Start by cutting the leeks into 2 cm rounds, wash well and set aside. Bring a large pot of water to a rolling boil, add a tablespoon of salt and blanche the leeks for 2 min. remove and plunge, directly, into iced water. Drain through a sieve when completely cool.
Juice the lemons.
Peel and bash the garlic cloves, so that the remain almost in tact but release some of their pungent aroma.
Finely chop the anchovies and, separately, the parsley.
Heat a large frying pan add some sunflower oil. When smoking, add the chicken, skin side down and colour to a deep amber. You may need to add a little butter to aid this process. When you have achieved the desired colour, turn and cook for a minute or so. Remove from the pan, then add the garlic cloves and colour lightly.

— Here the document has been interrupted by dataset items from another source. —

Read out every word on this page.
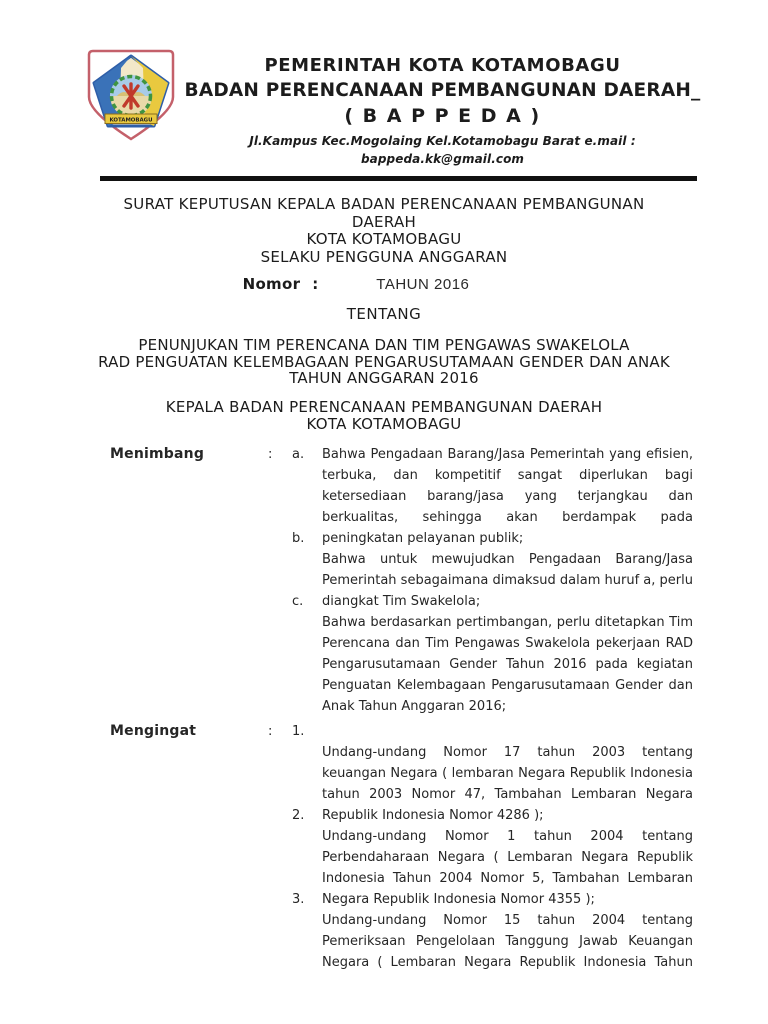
KOTAMOBAGU
PEMERINTAH KOTA KOTAMOBAGU
BADAN PERENCANAAN PEMBANGUNAN DAERAH_
( B A P P E D A )
Jl.Kampus Kec.Mogolaing Kel.Kotamobagu Barat e.mail : bappeda.kk@gmail.com
SURAT KEPUTUSAN KEPALA BADAN PERENCANAAN PEMBANGUNAN
DAERAH
KOTA KOTAMOBAGU
SELAKU PENGGUNA ANGGARAN
Nomor :	TAHUN 2016
TENTANG
PENUNJUKAN TIM PERENCANA DAN TIM PENGAWAS SWAKELOLA
RAD PENGUATAN KELEMBAGAAN PENGARUSUTAMAAN GENDER DAN ANAK
TAHUN ANGGARAN 2016
KEPALA BADAN PERENCANAAN PEMBANGUNAN DAERAH
KOTA KOTAMOBAGU
Menimbang	:	a.	Bahwa Pengadaan Barang/Jasa Pemerintah yang efisien,
terbuka, dan kompetitif sangat diperlukan bagi
ketersediaan barang/jasa yang terjangkau dan
berkualitas, sehingga akan berdampak pada
b.	peningkatan pelayanan publik;
Bahwa untuk mewujudkan Pengadaan Barang/Jasa
Pemerintah sebagaimana dimaksud dalam huruf a, perlu
c.	diangkat Tim Swakelola;
Bahwa berdasarkan pertimbangan, perlu ditetapkan Tim
Perencana dan Tim Pengawas Swakelola pekerjaan RAD
Pengarusutamaan Gender Tahun 2016 pada kegiatan
Penguatan Kelembagaan Pengarusutamaan Gender dan
Anak Tahun Anggaran 2016;
Mengingat	:	1.
Undang-undang Nomor 17 tahun 2003 tentang
keuangan Negara ( lembaran Negara Republik Indonesia
tahun 2003 Nomor 47, Tambahan Lembaran Negara
2.	Republik Indonesia Nomor 4286 );
Undang-undang Nomor 1 tahun 2004 tentang
Perbendaharaan Negara ( Lembaran Negara Republik
Indonesia Tahun 2004 Nomor 5, Tambahan Lembaran
3.	Negara Republik Indonesia Nomor 4355 );
Undang-undang Nomor 15 tahun 2004 tentang
Pemeriksaan Pengelolaan Tanggung Jawab Keuangan
Negara ( Lembaran Negara Republik Indonesia Tahun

Tip the remaining oil/butter out of the frying pan and de-glaze with the white wine. Transfer the liquid together with the leeks, anchovies, soy sauce and garlic to a large saucepan, finishing with the chicken legs on top. Bring to a boil, cover, then simmer for 45 min or until the chicken is cooked through.
Finally, add the chopped parsley and lemon juice. Serve with crusty bread, to mop up the delicious juices.
«Do not add too much salt to this recipe, as the anchovies and soy sauce will season the dish enough.»